A população local entrou em alvoroço ao ver o defunto ser trazido pelos jovens numa tipóia improvisada com esteiras. Os jovens estavam tristes mas ao mesmo tempo orgulhosos porque venceram o medo e entraram naquela zona do rio infestada de jacarés, para recuperar o corpo do parente e amigo de infância.
A sanzala, que dista 12 quilómetros do sector Lussusso-Munenga, não tem unidade policial nem bombeiros. Devido ao estado em que se apresentava o corpo, o enterro teve de ser feito no mesmo dia.
A luta com o jacaré
Alberto Ngola, de 18 anos, primo da primeira vítima, foi o segundo da família a sofrer um ataque de jacaré no mesmo rio, após outro parente próximo ser mordido na perna, mas sem provocar ferimentos muito graves.
Alberto conta que foi atacado às 16h00 por um jacaré, quando o grupo de quatro rapazes de que fazia parte atravessava o rio a nado, quando vinha de uma caçada. O jovem de corpo franzino era o último da fila, durante a travessia. Explicou que o jacaré aproveitou para atacá-lo por se encontrar distante dos outros.
“Por sabermos da existência de jacarés no rio, a travessia é feita o mais rápido possível, mas naquele dia esqueci-me de descalçar as botas e, quando tentei tirá-las, o jacaré já estava a dois metros de mim. Era enorme, tentei correr, mas as botas cheias de água pesavam muito. Gritei por socorro, mas os outros já estavam na outra margem”.
Sob o olhar dos companheiros, o jacaré agarrou Alberto pela coxa esquerda e começou puxá-lo para a zona mais funda do rio com o intuito de afogá-lo.
“Fui atacado quase à beira da margem e o nível da água dava-me pela cintura. Para não ser arrastado, agarrei-me a uma pedra, mas o jacaré arrastou-me para dentro do rio”, conta.
O jovem diz que o jacaré manteve-o imerso durante um minuto. “Enquanto ele me apertava no lodo do rio, fingi estar morto e assim que subiu comigo ao topo da água, puxei coragem e reagi, atacando-o com uma flecha que tinha na mão e, sem querer, golpeei-o num dos olhos. Largou-me e afastou-se”.

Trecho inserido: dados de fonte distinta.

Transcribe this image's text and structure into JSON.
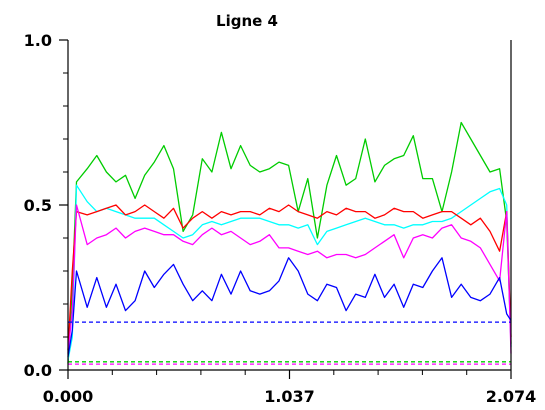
{
  "chart_data": {
    "type": "line",
    "title": "Ligne 4",
    "xlabel": "",
    "ylabel": "",
    "xlim": [
      0.0,
      2.074
    ],
    "ylim": [
      0.0,
      1.0
    ],
    "x_ticks": [
      {
        "value": 0.0,
        "label": "0.000"
      },
      {
        "value": 1.037,
        "label": "1.037"
      },
      {
        "value": 2.074,
        "label": "2.074"
      }
    ],
    "y_ticks": [
      {
        "value": 0.0,
        "label": "0.0"
      },
      {
        "value": 0.5,
        "label": "0.5"
      },
      {
        "value": 1.0,
        "label": "1.0"
      }
    ],
    "grid": false,
    "legend": "none",
    "x": [
      0.0,
      0.02,
      0.04,
      0.0898,
      0.1347,
      0.1796,
      0.2245,
      0.2694,
      0.3143,
      0.3592,
      0.4041,
      0.449,
      0.4939,
      0.5388,
      0.5837,
      0.6286,
      0.6735,
      0.7184,
      0.7633,
      0.8082,
      0.8531,
      0.898,
      0.9429,
      0.9878,
      1.0327,
      1.0776,
      1.1225,
      1.1674,
      1.2123,
      1.2572,
      1.3021,
      1.347,
      1.3919,
      1.4368,
      1.4817,
      1.5266,
      1.5715,
      1.6164,
      1.6613,
      1.7062,
      1.7511,
      1.796,
      1.8409,
      1.8858,
      1.9307,
      1.9756,
      2.0205,
      2.054,
      2.074
    ],
    "series": [
      {
        "color": "#00cc00",
        "style": "solid",
        "values": [
          0.02,
          0.25,
          0.57,
          0.61,
          0.65,
          0.6,
          0.57,
          0.59,
          0.52,
          0.59,
          0.63,
          0.68,
          0.61,
          0.42,
          0.47,
          0.64,
          0.6,
          0.72,
          0.61,
          0.68,
          0.62,
          0.6,
          0.61,
          0.63,
          0.62,
          0.48,
          0.58,
          0.4,
          0.56,
          0.65,
          0.56,
          0.58,
          0.7,
          0.57,
          0.62,
          0.64,
          0.65,
          0.71,
          0.58,
          0.58,
          0.48,
          0.6,
          0.75,
          0.7,
          0.65,
          0.6,
          0.61,
          0.45,
          0.08
        ]
      },
      {
        "color": "#00ffff",
        "style": "solid",
        "values": [
          0.03,
          0.1,
          0.56,
          0.51,
          0.48,
          0.49,
          0.48,
          0.47,
          0.46,
          0.46,
          0.46,
          0.44,
          0.42,
          0.4,
          0.41,
          0.44,
          0.45,
          0.44,
          0.45,
          0.46,
          0.46,
          0.46,
          0.45,
          0.44,
          0.44,
          0.43,
          0.44,
          0.38,
          0.42,
          0.43,
          0.44,
          0.45,
          0.46,
          0.45,
          0.44,
          0.44,
          0.43,
          0.44,
          0.44,
          0.45,
          0.45,
          0.46,
          0.48,
          0.5,
          0.52,
          0.54,
          0.55,
          0.5,
          0.07
        ]
      },
      {
        "color": "#ff0000",
        "style": "solid",
        "values": [
          0.06,
          0.3,
          0.48,
          0.47,
          0.48,
          0.49,
          0.5,
          0.47,
          0.48,
          0.5,
          0.48,
          0.46,
          0.49,
          0.43,
          0.46,
          0.48,
          0.46,
          0.48,
          0.47,
          0.48,
          0.48,
          0.47,
          0.49,
          0.48,
          0.5,
          0.48,
          0.47,
          0.46,
          0.48,
          0.47,
          0.49,
          0.48,
          0.48,
          0.46,
          0.47,
          0.49,
          0.48,
          0.48,
          0.46,
          0.47,
          0.48,
          0.48,
          0.46,
          0.44,
          0.46,
          0.42,
          0.36,
          0.48,
          0.1
        ]
      },
      {
        "color": "#ff00ff",
        "style": "solid",
        "values": [
          0.05,
          0.18,
          0.5,
          0.38,
          0.4,
          0.41,
          0.43,
          0.4,
          0.42,
          0.43,
          0.42,
          0.41,
          0.41,
          0.39,
          0.38,
          0.41,
          0.43,
          0.41,
          0.42,
          0.4,
          0.38,
          0.39,
          0.41,
          0.37,
          0.37,
          0.36,
          0.35,
          0.36,
          0.34,
          0.35,
          0.35,
          0.34,
          0.35,
          0.37,
          0.39,
          0.41,
          0.34,
          0.4,
          0.41,
          0.4,
          0.43,
          0.44,
          0.4,
          0.39,
          0.37,
          0.32,
          0.27,
          0.48,
          0.05
        ]
      },
      {
        "color": "#0000ff",
        "style": "solid",
        "values": [
          0.04,
          0.12,
          0.3,
          0.19,
          0.28,
          0.19,
          0.26,
          0.18,
          0.21,
          0.3,
          0.25,
          0.29,
          0.32,
          0.26,
          0.21,
          0.24,
          0.21,
          0.29,
          0.23,
          0.3,
          0.24,
          0.23,
          0.24,
          0.27,
          0.34,
          0.3,
          0.23,
          0.21,
          0.26,
          0.25,
          0.18,
          0.23,
          0.22,
          0.29,
          0.22,
          0.26,
          0.19,
          0.26,
          0.25,
          0.3,
          0.34,
          0.22,
          0.26,
          0.22,
          0.21,
          0.23,
          0.28,
          0.17,
          0.15
        ]
      },
      {
        "color": "#0000ff",
        "style": "dashed",
        "values": [
          0.145,
          0.145,
          0.145,
          0.145,
          0.145,
          0.145,
          0.145,
          0.145,
          0.145,
          0.145,
          0.145,
          0.145,
          0.145,
          0.145,
          0.145,
          0.145,
          0.145,
          0.145,
          0.145,
          0.145,
          0.145,
          0.145,
          0.145,
          0.145,
          0.145,
          0.145,
          0.145,
          0.145,
          0.145,
          0.145,
          0.145,
          0.145,
          0.145,
          0.145,
          0.145,
          0.145,
          0.145,
          0.145,
          0.145,
          0.145,
          0.145,
          0.145,
          0.145,
          0.145,
          0.145,
          0.145,
          0.145,
          0.145,
          0.145
        ]
      },
      {
        "color": "#00cc00",
        "style": "dashed",
        "values": [
          0.025,
          0.025,
          0.025,
          0.025,
          0.025,
          0.025,
          0.025,
          0.025,
          0.025,
          0.025,
          0.025,
          0.025,
          0.025,
          0.025,
          0.025,
          0.025,
          0.025,
          0.025,
          0.025,
          0.025,
          0.025,
          0.025,
          0.025,
          0.025,
          0.025,
          0.025,
          0.025,
          0.025,
          0.025,
          0.025,
          0.025,
          0.025,
          0.025,
          0.025,
          0.025,
          0.025,
          0.025,
          0.025,
          0.025,
          0.025,
          0.025,
          0.025,
          0.025,
          0.025,
          0.025,
          0.025,
          0.025,
          0.025,
          0.025
        ]
      },
      {
        "color": "#ff00ff",
        "style": "dashed",
        "values": [
          0.018,
          0.018,
          0.018,
          0.018,
          0.018,
          0.018,
          0.018,
          0.018,
          0.018,
          0.018,
          0.018,
          0.018,
          0.018,
          0.018,
          0.018,
          0.018,
          0.018,
          0.018,
          0.018,
          0.018,
          0.018,
          0.018,
          0.018,
          0.018,
          0.018,
          0.018,
          0.018,
          0.018,
          0.018,
          0.018,
          0.018,
          0.018,
          0.018,
          0.018,
          0.018,
          0.018,
          0.018,
          0.018,
          0.018,
          0.018,
          0.018,
          0.018,
          0.018,
          0.018,
          0.018,
          0.018,
          0.018,
          0.018,
          0.018
        ]
      }
    ]
  }
}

Com a coxa ensanguentada, Alberto foi ajudado pelos companheiros a sair da água. Diz que escapou por milagre e por não engolido água mesmo quando o jacaré o levou para o fundo. Para ele, a concentração e coragem foram determinantes para a sua sobrevivência. Alberto Ngola foi levado ao posto médico do bairro Cabanda e em seguida transferido para o Hospital Municipal de Calulo, onde esteve internado durante 30 dias até as feridas sararem. O hoje na aldeia chamam-lhe o “Homem-Jacaré”. Está livre dos ferimentos, mas carrega as cicatrizes das feridas provocadas pelos dentes do réptil na coxa esquerda e no rosto.
Soba fala em tradição
O desrespeito pelas tradições e o incumprimento das normas de segurança são apontados pelo soba Francisco Armando “Kia” como causas dos ataques de jacarés naquela localidade.

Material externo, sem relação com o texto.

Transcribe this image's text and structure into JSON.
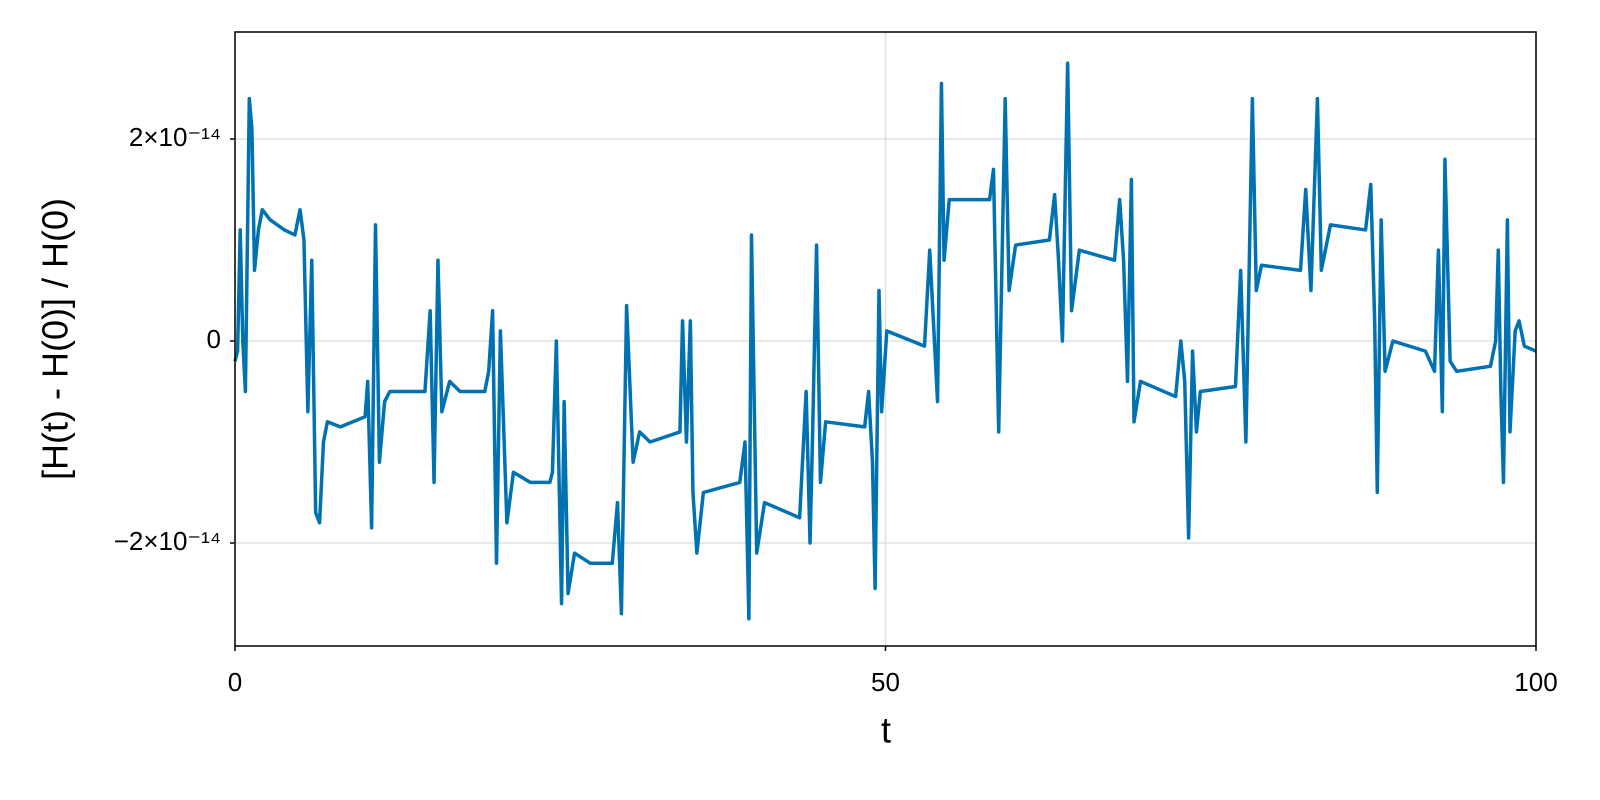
{
  "chart_data": {
    "type": "line",
    "xlabel": "t",
    "ylabel": "[H(t) - H(0)] / H(0)",
    "color": "#0072b2",
    "grid": true,
    "xlim": [
      0,
      100
    ],
    "xticks": [
      0,
      50,
      100
    ],
    "ylim": [
      -3.02e-14,
      3.06e-14
    ],
    "yticks": [
      {
        "value": -2e-14,
        "label": "−2×10⁻¹⁴"
      },
      0,
      {
        "value": 2e-14,
        "label": "2×10⁻¹⁴"
      }
    ],
    "x": [
      0,
      0.2,
      0.4,
      0.6,
      0.8,
      1.1,
      1.3,
      1.5,
      1.8,
      2.1,
      2.7,
      3.8,
      4.6,
      5.0,
      5.3,
      5.6,
      5.9,
      6.2,
      6.5,
      6.8,
      7.1,
      8.1,
      10.0,
      10.2,
      10.5,
      10.8,
      11.1,
      11.5,
      11.9,
      14.6,
      15.0,
      15.3,
      15.6,
      15.9,
      16.5,
      17.3,
      19.2,
      19.5,
      19.8,
      20.1,
      20.4,
      20.9,
      21.4,
      22.7,
      24.2,
      24.4,
      24.7,
      25.1,
      25.3,
      25.6,
      26.1,
      27.3,
      29.0,
      29.4,
      29.7,
      30.1,
      30.6,
      31.1,
      31.9,
      34.2,
      34.4,
      34.7,
      35.0,
      35.2,
      35.5,
      36.0,
      38.8,
      39.2,
      39.5,
      39.7,
      40.1,
      40.7,
      43.4,
      43.9,
      44.2,
      44.4,
      44.7,
      45.0,
      45.4,
      48.4,
      48.7,
      49.0,
      49.2,
      49.5,
      49.7,
      50.1,
      53.0,
      53.4,
      54.0,
      54.3,
      54.5,
      54.9,
      58.0,
      58.3,
      58.7,
      59.2,
      59.5,
      60.0,
      62.6,
      63.0,
      63.3,
      63.6,
      64.0,
      64.3,
      64.9,
      67.6,
      68.0,
      68.3,
      68.6,
      68.9,
      69.1,
      69.6,
      72.3,
      72.7,
      73.0,
      73.3,
      73.6,
      73.9,
      74.2,
      76.9,
      77.3,
      77.7,
      78.2,
      78.5,
      78.9,
      81.9,
      82.3,
      82.7,
      83.2,
      83.5,
      84.2,
      86.9,
      87.3,
      87.6,
      87.8,
      88.1,
      88.4,
      89.0,
      91.5,
      92.2,
      92.5,
      92.8,
      93.0,
      93.4,
      93.9,
      96.5,
      96.9,
      97.1,
      97.3,
      97.5,
      97.8,
      98.0,
      98.4,
      98.7,
      99.1,
      100
    ],
    "values": [
      -2e-15,
      -1e-15,
      1.1e-14,
      0,
      -5e-15,
      2.4e-14,
      2.1e-14,
      7e-15,
      1.1e-14,
      1.3e-14,
      1.2e-14,
      1.1e-14,
      1.05e-14,
      1.3e-14,
      1e-14,
      -7e-15,
      8e-15,
      -1.7e-14,
      -1.8e-14,
      -1e-14,
      -8e-15,
      -8.5e-15,
      -7.5e-15,
      -4e-15,
      -1.85e-14,
      1.15e-14,
      -1.2e-14,
      -6e-15,
      -5e-15,
      -5e-15,
      3e-15,
      -1.4e-14,
      8e-15,
      -7e-15,
      -4e-15,
      -5e-15,
      -5e-15,
      -3e-15,
      3e-15,
      -2.2e-14,
      1e-15,
      -1.8e-14,
      -1.3e-14,
      -1.4e-14,
      -1.4e-14,
      -1.3e-14,
      0,
      -2.6e-14,
      -6e-15,
      -2.5e-14,
      -2.1e-14,
      -2.2e-14,
      -2.2e-14,
      -1.6e-14,
      -2.7e-14,
      3.5e-15,
      -1.2e-14,
      -9e-15,
      -1e-14,
      -9e-15,
      2e-15,
      -1e-14,
      2e-15,
      -1.5e-14,
      -2.1e-14,
      -1.5e-14,
      -1.4e-14,
      -1e-14,
      -2.75e-14,
      1.05e-14,
      -2.1e-14,
      -1.6e-14,
      -1.75e-14,
      -5e-15,
      -2e-14,
      -9e-15,
      9.5e-15,
      -1.4e-14,
      -8e-15,
      -8.5e-15,
      -5e-15,
      -1.2e-14,
      -2.45e-14,
      5e-15,
      -7e-15,
      1e-15,
      -5e-16,
      9e-15,
      -6e-15,
      2.55e-14,
      8e-15,
      1.4e-14,
      1.4e-14,
      1.7e-14,
      -9e-15,
      2.4e-14,
      5e-15,
      9.5e-15,
      1e-14,
      1.45e-14,
      8e-15,
      0,
      2.75e-14,
      3e-15,
      9e-15,
      8e-15,
      1.4e-14,
      8e-15,
      -4e-15,
      1.6e-14,
      -8e-15,
      -4e-15,
      -5.5e-15,
      0,
      -4e-15,
      -1.95e-14,
      -1e-15,
      -9e-15,
      -5e-15,
      -4.5e-15,
      7e-15,
      -1e-14,
      2.4e-14,
      5e-15,
      7.5e-15,
      7e-15,
      1.5e-14,
      5e-15,
      2.4e-14,
      7e-15,
      1.15e-14,
      1.1e-14,
      1.55e-14,
      2e-15,
      -1.5e-14,
      1.2e-14,
      -3e-15,
      0,
      -1e-15,
      -3e-15,
      9e-15,
      -7e-15,
      1.8e-14,
      -2e-15,
      -3e-15,
      -2.5e-15,
      0,
      9e-15,
      -5e-15,
      -1.4e-14,
      1.2e-14,
      -9e-15,
      1e-15,
      2e-15,
      -5e-16,
      -1e-15
    ]
  }
}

O soba da sanzala de Cabanda disse que a população tem sido advertida várias vezes em reuniões sobre os cuidados básicos de segurança a ter na travessia dos rios e lagoas devido à existência de muitos animais ferozes na área. Disse ainda que os jacarés estão a aproximar-se de zonas frequentadas por pessoas devido à subida do caudal do rio Longa, resultante das chuvas intensas que têm caído na região. O soba “Kia” garante que é o primeiro caso do género ocorrido na zona nos últimos 60 anos e considera muito estranho que os ataques tenham ocorrido com membros da mesma família, facto que “os mais velhos vão ter de analisar”.

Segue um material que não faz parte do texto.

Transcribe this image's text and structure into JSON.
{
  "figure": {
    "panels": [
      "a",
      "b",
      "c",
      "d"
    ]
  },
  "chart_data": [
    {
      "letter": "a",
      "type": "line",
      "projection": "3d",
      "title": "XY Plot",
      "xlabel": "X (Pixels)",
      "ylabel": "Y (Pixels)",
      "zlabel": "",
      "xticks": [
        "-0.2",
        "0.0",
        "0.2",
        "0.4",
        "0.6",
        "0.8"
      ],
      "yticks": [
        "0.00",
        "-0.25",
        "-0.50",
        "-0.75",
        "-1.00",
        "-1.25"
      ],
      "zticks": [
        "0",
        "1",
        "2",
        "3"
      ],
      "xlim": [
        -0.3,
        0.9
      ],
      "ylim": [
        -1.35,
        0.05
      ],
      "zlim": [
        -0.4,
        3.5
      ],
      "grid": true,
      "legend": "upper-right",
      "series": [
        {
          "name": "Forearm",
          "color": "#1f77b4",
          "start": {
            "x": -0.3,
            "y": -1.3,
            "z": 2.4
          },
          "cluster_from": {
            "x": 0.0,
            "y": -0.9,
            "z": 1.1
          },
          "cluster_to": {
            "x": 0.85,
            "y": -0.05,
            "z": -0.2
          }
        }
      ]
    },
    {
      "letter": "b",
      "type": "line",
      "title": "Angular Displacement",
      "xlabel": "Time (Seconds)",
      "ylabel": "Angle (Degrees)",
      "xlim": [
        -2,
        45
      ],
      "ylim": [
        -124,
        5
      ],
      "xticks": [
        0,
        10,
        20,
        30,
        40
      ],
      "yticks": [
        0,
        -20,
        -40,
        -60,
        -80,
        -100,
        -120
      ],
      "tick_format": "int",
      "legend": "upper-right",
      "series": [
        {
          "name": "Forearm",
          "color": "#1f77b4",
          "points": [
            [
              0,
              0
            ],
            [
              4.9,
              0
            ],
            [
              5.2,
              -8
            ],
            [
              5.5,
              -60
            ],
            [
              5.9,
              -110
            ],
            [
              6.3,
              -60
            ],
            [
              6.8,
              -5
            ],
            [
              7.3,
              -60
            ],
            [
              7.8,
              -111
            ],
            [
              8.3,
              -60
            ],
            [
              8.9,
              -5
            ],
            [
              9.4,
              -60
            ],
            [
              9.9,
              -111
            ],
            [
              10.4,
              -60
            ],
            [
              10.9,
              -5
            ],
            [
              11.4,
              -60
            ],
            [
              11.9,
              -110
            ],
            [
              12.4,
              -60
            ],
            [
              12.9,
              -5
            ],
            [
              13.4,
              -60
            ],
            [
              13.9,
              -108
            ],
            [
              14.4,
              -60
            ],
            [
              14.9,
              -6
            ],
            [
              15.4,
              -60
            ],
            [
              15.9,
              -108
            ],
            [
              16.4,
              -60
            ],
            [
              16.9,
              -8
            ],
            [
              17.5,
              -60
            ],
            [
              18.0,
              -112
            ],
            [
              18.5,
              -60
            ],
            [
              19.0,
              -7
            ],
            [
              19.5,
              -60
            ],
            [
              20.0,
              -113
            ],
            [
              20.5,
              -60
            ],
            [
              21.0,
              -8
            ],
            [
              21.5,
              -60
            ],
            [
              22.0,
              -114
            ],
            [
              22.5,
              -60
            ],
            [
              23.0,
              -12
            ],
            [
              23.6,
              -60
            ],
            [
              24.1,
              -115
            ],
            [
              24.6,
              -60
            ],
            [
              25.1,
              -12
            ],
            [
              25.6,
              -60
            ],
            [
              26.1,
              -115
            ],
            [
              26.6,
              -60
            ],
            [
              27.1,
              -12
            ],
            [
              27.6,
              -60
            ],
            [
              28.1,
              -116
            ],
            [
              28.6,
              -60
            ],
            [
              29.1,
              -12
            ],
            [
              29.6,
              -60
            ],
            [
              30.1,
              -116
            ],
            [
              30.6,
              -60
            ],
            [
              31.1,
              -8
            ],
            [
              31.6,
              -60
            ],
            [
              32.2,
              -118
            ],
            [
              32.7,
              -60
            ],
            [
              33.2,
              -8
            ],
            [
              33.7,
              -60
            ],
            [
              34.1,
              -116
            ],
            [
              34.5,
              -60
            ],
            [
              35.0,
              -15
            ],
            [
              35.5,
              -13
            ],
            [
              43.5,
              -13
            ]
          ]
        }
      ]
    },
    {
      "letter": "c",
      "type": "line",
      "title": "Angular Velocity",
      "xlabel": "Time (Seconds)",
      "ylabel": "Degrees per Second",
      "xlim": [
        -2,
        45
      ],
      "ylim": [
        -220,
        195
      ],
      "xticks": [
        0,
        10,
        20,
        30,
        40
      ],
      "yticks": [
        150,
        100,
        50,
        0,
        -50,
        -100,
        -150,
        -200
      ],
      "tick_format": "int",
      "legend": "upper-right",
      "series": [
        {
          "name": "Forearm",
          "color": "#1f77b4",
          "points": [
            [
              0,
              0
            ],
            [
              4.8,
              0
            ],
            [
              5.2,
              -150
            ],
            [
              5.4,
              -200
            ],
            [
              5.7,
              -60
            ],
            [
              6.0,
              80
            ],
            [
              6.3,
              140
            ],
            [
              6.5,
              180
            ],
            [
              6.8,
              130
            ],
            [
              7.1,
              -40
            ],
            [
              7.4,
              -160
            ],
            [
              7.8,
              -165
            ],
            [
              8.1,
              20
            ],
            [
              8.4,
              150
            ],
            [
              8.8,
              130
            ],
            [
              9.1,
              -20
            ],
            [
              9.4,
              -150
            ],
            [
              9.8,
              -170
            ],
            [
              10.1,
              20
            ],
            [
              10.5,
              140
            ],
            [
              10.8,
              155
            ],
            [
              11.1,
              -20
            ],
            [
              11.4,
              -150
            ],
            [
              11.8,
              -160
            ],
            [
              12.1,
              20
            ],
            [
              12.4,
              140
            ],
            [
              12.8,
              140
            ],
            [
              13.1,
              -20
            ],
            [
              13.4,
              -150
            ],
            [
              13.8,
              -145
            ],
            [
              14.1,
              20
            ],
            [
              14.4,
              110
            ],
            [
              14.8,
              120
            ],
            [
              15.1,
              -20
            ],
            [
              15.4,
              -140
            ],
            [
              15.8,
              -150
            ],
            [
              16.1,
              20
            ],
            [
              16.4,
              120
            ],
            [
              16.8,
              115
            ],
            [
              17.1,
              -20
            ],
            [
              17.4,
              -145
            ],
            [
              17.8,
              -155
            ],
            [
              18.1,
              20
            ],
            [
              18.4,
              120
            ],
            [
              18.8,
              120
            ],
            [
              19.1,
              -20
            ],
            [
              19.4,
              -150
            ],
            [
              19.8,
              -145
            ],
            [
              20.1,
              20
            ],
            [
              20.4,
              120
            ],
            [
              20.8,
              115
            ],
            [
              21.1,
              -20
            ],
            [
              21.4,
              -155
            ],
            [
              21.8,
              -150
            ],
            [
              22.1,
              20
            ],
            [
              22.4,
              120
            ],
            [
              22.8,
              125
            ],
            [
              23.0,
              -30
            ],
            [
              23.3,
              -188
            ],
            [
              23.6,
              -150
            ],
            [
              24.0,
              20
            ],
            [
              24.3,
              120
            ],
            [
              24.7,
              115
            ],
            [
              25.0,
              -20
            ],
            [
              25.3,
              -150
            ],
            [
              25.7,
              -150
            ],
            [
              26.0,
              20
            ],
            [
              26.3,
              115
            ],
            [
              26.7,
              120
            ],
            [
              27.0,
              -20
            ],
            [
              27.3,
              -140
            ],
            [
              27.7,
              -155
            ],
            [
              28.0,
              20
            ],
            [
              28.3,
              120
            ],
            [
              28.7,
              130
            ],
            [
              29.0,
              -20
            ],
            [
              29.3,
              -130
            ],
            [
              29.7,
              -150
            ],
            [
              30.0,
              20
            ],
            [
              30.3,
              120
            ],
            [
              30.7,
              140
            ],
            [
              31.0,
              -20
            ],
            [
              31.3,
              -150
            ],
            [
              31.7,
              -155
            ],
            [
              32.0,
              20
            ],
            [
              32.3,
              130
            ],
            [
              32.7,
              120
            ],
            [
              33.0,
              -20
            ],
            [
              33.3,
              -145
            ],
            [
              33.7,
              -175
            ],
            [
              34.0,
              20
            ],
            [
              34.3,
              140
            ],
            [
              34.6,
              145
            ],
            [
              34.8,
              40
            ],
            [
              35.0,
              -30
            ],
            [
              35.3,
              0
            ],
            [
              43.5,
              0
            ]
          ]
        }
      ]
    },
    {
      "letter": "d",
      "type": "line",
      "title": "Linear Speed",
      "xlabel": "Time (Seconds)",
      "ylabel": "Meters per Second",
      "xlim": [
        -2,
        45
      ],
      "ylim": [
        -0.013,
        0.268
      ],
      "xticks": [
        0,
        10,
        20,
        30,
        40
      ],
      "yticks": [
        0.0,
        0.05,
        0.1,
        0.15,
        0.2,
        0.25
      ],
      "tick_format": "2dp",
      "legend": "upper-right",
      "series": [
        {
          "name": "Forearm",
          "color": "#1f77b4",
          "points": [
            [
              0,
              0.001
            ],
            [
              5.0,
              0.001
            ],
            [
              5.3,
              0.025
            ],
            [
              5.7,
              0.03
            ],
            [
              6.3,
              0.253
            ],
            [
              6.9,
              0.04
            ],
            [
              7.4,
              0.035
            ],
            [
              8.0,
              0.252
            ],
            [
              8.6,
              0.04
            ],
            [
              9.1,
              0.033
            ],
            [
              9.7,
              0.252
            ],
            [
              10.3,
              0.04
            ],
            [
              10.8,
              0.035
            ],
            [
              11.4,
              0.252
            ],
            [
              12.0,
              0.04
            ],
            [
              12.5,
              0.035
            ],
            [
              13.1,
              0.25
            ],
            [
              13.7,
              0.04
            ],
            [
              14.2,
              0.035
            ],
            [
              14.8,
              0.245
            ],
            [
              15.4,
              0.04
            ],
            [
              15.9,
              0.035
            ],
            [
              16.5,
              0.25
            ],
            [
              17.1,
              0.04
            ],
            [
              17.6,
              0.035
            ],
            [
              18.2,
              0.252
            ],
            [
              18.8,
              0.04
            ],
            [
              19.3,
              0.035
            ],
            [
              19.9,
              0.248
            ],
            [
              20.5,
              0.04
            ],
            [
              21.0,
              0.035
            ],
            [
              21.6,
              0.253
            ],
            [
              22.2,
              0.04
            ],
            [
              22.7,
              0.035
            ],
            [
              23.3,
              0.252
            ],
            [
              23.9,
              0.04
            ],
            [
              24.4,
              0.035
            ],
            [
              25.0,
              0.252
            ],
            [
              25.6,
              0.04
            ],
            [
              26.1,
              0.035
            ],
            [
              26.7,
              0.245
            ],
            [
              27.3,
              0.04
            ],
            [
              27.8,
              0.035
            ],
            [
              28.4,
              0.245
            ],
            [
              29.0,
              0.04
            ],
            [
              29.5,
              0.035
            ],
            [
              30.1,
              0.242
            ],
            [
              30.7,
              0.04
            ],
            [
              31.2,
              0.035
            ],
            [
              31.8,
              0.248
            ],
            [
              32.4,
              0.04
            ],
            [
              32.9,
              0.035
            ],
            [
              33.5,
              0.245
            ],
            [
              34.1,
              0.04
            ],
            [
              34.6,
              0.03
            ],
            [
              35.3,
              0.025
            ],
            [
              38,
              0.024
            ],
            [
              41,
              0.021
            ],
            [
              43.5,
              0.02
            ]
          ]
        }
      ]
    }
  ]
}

O soba salientou que tem advertido o povo sobre a falta de observância das tradições e valores culturais da zona, como o ritual anual do “Malombe”, feito junto às sepulturas dos sobas falecidos, durante o qual se pede sorte e protecção para os que estão em vida. Para o soba, o desprezo da juventude por tais valores podem estar relacionados com os acontecimentos. Mas os especialistas são mais pragmáticos e atribuem os ataques de animais selvagens aos seres humanos, devido à invasão do Homem ao habitat dessas espécies, o que gera situações de conflito. Casos do género têm ocorrido em várias regiões do país.